Avoid a Pressing Problem

Aluminum Extruder Uses Smart Cameras to Prevent Machine Damage

By Mike Bray

As any factory-floor engineer can tell you, finding solid solutions to the simplest manufacturing problems often can yield the greatest benefits.

This was the case recently at Silver City Aluminum in Taunton, Mass., a third-generation, family-owned and -operated manufacturer of custom aluminum extrusions and finished parts. Silver City's 50,000 ft² facility houses a range of extrusion, fabrication and finishing operations. These include transforming raw aluminum into thousands of tooled profiles; performing numerous secondary CNC milling, punching and various other multi-station operations; and painting.

"Unlike other more-costly and time-consuming metal-forming methods, extrusion can be tooled within two to four weeks at costs typically ranging from $1,000 to $3,000," explains Larry Johnson, Silver City Aluminum's maintenance manager. "In addition to being cost-effective and time-efficient, the extrusion process is also pretty straightforward. Large rolls of aluminum — called billets — are fed into the extrusion machine, pressed into a die using hydraulic power, and heated. It emerges as a slat, blind, or other shaped-aluminum product (Figure 1)."
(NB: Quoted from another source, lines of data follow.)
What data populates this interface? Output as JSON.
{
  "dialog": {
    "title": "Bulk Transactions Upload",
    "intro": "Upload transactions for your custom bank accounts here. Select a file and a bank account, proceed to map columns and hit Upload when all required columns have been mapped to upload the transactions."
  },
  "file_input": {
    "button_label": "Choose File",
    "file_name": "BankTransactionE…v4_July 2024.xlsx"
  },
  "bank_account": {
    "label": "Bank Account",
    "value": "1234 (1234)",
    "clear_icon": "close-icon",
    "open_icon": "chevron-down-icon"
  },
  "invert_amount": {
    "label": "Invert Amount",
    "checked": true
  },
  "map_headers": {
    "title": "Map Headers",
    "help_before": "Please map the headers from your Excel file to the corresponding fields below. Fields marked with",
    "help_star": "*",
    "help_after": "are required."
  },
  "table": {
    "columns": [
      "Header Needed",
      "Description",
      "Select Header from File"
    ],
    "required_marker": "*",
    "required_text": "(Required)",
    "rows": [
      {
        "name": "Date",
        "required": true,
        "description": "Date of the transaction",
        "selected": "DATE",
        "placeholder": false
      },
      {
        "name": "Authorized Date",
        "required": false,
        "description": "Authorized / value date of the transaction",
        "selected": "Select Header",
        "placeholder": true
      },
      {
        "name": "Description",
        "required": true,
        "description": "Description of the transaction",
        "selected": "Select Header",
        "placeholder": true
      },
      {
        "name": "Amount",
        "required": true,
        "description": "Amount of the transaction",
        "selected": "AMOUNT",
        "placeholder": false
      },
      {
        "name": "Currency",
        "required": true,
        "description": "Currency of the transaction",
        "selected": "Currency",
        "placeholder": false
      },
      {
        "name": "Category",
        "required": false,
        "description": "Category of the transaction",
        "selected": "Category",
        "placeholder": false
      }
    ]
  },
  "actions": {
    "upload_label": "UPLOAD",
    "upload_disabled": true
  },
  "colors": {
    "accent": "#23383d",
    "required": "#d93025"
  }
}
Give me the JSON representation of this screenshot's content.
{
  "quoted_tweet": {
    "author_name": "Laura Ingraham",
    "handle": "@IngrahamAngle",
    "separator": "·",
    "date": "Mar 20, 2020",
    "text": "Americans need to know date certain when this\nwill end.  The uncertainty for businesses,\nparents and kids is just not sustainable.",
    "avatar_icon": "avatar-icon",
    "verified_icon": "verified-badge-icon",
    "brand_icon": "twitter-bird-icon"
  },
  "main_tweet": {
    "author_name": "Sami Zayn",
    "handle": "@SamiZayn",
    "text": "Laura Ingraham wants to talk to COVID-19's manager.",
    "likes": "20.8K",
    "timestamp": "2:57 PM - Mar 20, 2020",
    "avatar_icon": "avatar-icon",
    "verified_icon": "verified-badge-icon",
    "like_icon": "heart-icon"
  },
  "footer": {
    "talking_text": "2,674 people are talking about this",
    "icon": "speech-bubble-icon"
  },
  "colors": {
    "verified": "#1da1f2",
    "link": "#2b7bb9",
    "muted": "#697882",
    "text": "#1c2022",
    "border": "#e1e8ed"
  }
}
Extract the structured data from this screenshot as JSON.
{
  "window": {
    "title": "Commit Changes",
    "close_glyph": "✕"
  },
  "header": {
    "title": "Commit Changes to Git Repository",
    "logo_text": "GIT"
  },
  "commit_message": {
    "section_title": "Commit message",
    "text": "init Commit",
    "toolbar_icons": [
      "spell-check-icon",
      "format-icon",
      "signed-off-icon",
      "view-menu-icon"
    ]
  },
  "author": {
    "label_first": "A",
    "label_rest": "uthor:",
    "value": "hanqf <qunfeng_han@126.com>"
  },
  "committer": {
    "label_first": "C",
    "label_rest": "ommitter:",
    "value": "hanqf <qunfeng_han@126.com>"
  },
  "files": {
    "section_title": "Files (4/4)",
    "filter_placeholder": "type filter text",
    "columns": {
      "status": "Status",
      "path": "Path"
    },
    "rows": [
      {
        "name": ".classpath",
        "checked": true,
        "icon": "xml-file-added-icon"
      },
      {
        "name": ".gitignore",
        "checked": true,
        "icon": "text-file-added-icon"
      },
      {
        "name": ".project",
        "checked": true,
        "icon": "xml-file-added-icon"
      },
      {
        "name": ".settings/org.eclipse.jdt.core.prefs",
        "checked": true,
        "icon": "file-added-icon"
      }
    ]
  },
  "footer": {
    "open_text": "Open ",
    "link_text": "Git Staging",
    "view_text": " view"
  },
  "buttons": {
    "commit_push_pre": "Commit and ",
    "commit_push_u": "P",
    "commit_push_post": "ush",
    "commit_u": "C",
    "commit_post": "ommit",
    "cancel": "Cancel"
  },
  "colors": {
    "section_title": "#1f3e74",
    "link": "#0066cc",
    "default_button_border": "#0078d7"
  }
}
Shaving Can Cause Problems

After the billet has been pressed into the die and heated for about a minute, a knife drops down, guillotine-style, and shaves off the excess 3–4 in. of aluminum. At least, that's what's supposed to happen.

"Occasionally, after a billet has been cut, the excess fails to fall off," Johnson says (Figures 2/3). "When this hanging piece hits the die, it can destroy it — to the tune of about $10,000 in replacement costs — or cause the machine to shut down, leading to expensive production losses."

The challenge for Silver City was to find an inspection solution that could fit into a space-constrained area, be able to inspect a large area, and perform reliably in harsh environmental conditions while not breaking the bank.

The existing sensing solution had problems. Not only was the photoelectric sensor solution unable to perform reliably in this manufacturing environment, it wasn't able to map the entire surface of the billet to determine whether a completely clean cut had been made. After testing other photoelectric sensing solutions, Johnson decided to bring in his automation supplier CPU Automation for assistance.

Cameras the Smart Answer

Upon reviewing the problem, we determined that a different type of solution was needed, and installed a dual-camera inspection system using BOA smart cameras from Teledyne Dalsa.

"Incorporating all of the elements of an industrial machine vision system in a tiny, smart-camera-style package, the BOA is an integrated optical inspection tool for controlling quality and increasing productivity," says Fernando Serra, Teledyne Dalsa's Eastern region sales manager. "The BOA is easy to use, and is a cost-effective solution designed specifically for use in harsh factory floor environments."

When a billet leaves the oven, it is automatically loaded onto the extrusion machine. One BOA camera looks at the billet as it is loaded into the press to ensure that it enters the extruder properly. If it is improperly loaded, the camera alerts the PLC to stop the press, and an operator manually repositions and restarts the machine. The press itself is located directly in front of a large window, so infrared lights are used to help reduce glare and reflections. This provides the camera a clearer view of the billet, and prevents harm to workers' eyes.

The other camera takes images of the knife when it drops to cut the billet and when it returns to its original position — a one-minute cycle from start to finish due to the size of the billet and the nature of the extrusion process.

"If the image indicates that the excess aluminum was sheared off, then the hydraulic press and plunger resume operations automatically," Johnson says. "If the image shows that the billet was not cut properly, the BOA sends a message to a hardwired PLC, which stops the machine and activates an alarm to alert workers of the problem. Human intervention is required only when the vision system detects an incorrect cut and triggers the PLC alarm."

Software Tools

The system also is connected via Ethernet TCP/IP to Johnson's PC, allowing him to control the camera from his desk. Since iNspect application software is built directly into the camera, Johnson can program it via an easy-to-use web interface. "I just line it up where the image looks best, and then I can see what's happening on the machine from my office," he says. "I make any adjustments that are needed from my desktop. It's really easy to use this system. Very little training time was required — maybe an hour or two — before I felt completely comfortable running and editing applications."

The BOA software contains an extensive library of tools for solving most vision applications. Silver City uses a simple pattern-matching technique. "We look at a clean cut and teach the system to run that specific pattern," Johnson says. "The image gets a score of 100% if it's an exact match to the original template. If there are any variations from the original template image — meaning if there is any aluminum present after the billet is cut — the BOA alerts the PLC to a failure."

Well Worth It

The BOA system has been up and running for nearly a year and, during that time, Silver City Aluminum has not lost a dollar due to a damaged die or machine downtime. "Before we installed this vision system, we would be lucky to get through a month without a crash and breakdown," Johnson says. "These cameras have been 100% reliable. We've had no downtime and no production loss, which were our two requirements for this system."